My overwhelming impression of the most important trend at SXSW is the unassailable arrival of content marketing.
It's been building for the past year, but the the stuff that used to belong to PR and to the communications department has been hijacked by marketing. Put more diplomatically, there is both a new urgency on marketing's side to develop a story, as opposed to an ad, and an even greater tendency for PR to follow marketing's lead.
I'll have more on this later, but I'll kickstart this theme by relating my talk with Pawan Deshpande yesterday. Pawan founded HiveFire five years ago as curation software, but with a different business model, one based on advertising, but recently rebranded the product as Curata (great name), a SaaS platform that turnkeys a company's blog curation site. Reasonably priced and simple to use, Curata allows the head of marketing for a company to become a publisher, practically overnight. Using a combination of original posts, generated by the company itself, and feeds which are "found" and published as a stream of the latest content, the site creates an information source that is relevant to the company's products and services, thereby providing a steady flow of eyeballs interested in the topic back to the company domain, or in some cases, within the company domain already.
A good example of this is GreenDataCenterNews.org. Owned and operated by Verne Global, the site includes original posts from Lisa Rhodes, Vice President of Marketing and Sales, and then monitors and publishes other posts that relate to energy reduction and sustainability in data centers (a product that Verne Global sells.) The monitoring is acute and timely, and the presentation is clean if not fancy, easy-to-read. While Pawan asserts that traffic to the site is robust, and demonstrated its search strength on the topic of green data centers, he was not able to share specifics.
Curata has many other customers, including Carl Zeiss Meditec, the Economic Development Council of Massachusetts, and The U.S. Army, mostly using the service for external marketing, there are a few which use the service as a sort of enhanced "clipping service" for internal employees. The service to customers and prospects of providing information that is not a pitch, but giving value without a price tag, is a strong tenant of what we now recognize as either "give to get" or "inbound" marketing. Especially in business-to-business marketing, this establishment of company thought-leadership is critical to being seen as a good business partner. Best practices on SEO and other forms of optimization are included, and it usually takes no more than 30 days to be up and running.
Clearly, there is a strong place for "self-publishing" for companies in the growing area of content marketing. According to a recent study from Content Marketing Institute and Marketing Profs, content marketing now represents 26% of all marketing budgets. But as our members may have noted from some of my previous posts, I do have a problem with how a site that is owned and operated by a company is presented. True enough, at GreenDataCenters.org, you can hunt around and in a few clicks be directed to a disclosure statement, which claims, with probably narrow accuracy but some disingenuousness, that the site is "not for profit." But would Verne publish, for example, a post from a competitor? Would it publish anything critical of green data centers? Or of Verne?
According to Pawan, there are examples of customers who do include posts from competitors. "FemtoForum, for example, includes posts about its major competitor, WiFi, on its site SmallCellHub.com. We include as a best practice that organizations include competition in their sites, because a more comprehensive source of information is only a click away."
In the current media environment, there are a lot of flowers blooming all over the place, from Zoey Deschanel's Facebook page to Invisible Children TV. But it also seems that we are increasingly reliant on the business-model-challenged traditional arbiters of truth and trust to authenticate the content that is being marketed. Just as you can sometimes see the strain on search with so much online, the strain on the ever-fewer personnel at traditional media sources must be intense. Further, those authenticators are becoming ever more associated with their personal brands and less with the institutions that pay their salaries.
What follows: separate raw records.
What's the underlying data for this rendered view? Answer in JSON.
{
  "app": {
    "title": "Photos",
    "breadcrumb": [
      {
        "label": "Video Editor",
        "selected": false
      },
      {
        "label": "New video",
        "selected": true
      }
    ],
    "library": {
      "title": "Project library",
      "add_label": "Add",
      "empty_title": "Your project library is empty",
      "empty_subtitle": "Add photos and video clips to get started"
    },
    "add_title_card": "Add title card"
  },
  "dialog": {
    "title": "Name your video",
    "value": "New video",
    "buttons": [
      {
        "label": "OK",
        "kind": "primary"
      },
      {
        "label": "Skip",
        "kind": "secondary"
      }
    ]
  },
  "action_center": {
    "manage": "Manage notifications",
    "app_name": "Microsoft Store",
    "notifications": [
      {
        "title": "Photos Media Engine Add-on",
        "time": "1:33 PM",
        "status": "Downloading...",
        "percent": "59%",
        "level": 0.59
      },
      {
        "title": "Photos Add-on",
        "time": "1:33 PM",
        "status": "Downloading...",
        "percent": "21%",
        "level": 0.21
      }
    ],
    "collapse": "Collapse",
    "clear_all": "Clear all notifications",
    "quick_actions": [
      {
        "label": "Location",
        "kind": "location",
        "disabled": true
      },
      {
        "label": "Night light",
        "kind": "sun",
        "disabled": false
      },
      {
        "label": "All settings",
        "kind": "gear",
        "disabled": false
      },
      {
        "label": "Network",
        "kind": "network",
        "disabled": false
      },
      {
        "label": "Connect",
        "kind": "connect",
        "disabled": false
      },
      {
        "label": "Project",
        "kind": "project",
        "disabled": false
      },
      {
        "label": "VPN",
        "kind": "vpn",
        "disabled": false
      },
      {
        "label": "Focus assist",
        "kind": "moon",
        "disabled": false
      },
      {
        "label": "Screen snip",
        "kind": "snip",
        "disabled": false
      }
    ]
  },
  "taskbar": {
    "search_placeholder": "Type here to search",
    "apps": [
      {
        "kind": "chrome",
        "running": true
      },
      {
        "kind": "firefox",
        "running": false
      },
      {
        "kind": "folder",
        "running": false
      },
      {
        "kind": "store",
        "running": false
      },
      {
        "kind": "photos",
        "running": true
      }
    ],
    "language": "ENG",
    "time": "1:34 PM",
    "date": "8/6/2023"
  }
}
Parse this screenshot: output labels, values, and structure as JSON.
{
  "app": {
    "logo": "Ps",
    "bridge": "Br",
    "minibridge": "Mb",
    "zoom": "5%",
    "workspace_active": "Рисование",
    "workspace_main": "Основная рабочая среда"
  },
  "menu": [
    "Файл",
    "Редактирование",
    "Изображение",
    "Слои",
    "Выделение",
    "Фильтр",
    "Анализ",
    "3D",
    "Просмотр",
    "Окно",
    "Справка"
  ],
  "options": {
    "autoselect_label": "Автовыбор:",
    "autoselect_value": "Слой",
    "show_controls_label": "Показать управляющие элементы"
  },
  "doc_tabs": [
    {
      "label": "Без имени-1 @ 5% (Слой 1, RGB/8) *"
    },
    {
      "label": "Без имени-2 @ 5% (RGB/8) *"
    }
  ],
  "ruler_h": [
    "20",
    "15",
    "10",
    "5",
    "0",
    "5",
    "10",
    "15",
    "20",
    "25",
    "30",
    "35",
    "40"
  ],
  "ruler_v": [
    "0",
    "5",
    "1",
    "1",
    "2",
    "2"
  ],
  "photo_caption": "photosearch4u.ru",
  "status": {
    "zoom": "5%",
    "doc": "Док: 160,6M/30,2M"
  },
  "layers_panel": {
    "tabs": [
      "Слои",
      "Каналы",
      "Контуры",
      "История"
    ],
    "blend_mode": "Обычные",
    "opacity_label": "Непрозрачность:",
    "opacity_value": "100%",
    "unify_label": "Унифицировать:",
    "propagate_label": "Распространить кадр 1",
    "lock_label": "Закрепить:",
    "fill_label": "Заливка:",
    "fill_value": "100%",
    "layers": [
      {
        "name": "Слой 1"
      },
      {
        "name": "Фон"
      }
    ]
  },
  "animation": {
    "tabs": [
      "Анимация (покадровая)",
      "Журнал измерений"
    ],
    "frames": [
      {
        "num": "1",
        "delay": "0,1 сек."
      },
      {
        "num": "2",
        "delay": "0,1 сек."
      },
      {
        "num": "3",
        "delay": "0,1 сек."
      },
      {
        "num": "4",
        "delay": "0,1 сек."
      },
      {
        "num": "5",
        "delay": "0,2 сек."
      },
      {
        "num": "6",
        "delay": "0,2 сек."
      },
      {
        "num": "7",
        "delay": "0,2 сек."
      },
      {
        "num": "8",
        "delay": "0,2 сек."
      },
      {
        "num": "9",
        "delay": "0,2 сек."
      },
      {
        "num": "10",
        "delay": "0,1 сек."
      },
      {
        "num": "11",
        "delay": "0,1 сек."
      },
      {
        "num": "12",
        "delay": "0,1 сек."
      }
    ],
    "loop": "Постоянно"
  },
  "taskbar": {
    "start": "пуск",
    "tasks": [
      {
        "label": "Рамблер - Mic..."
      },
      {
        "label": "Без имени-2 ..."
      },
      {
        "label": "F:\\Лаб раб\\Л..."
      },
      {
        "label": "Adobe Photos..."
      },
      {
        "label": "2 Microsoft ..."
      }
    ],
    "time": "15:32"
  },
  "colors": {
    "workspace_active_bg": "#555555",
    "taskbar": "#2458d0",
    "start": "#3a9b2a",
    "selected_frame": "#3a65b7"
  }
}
As Ross Douthat pointed out in the NY Times a couple of weeks ago, this Internet-driven phenomenon is really a "... a return to the way that American journalism was practiced in the 19th and early 20th centuries." The global and immediate nature of news now, coupled with exceedingly low barriers to entry in publishing, would suggest that this is a phenomenon that will be with us a long time. What and how, then, will public demand for trusted sources be matched to a successful business model, such as the one created by Pawan Deshpande?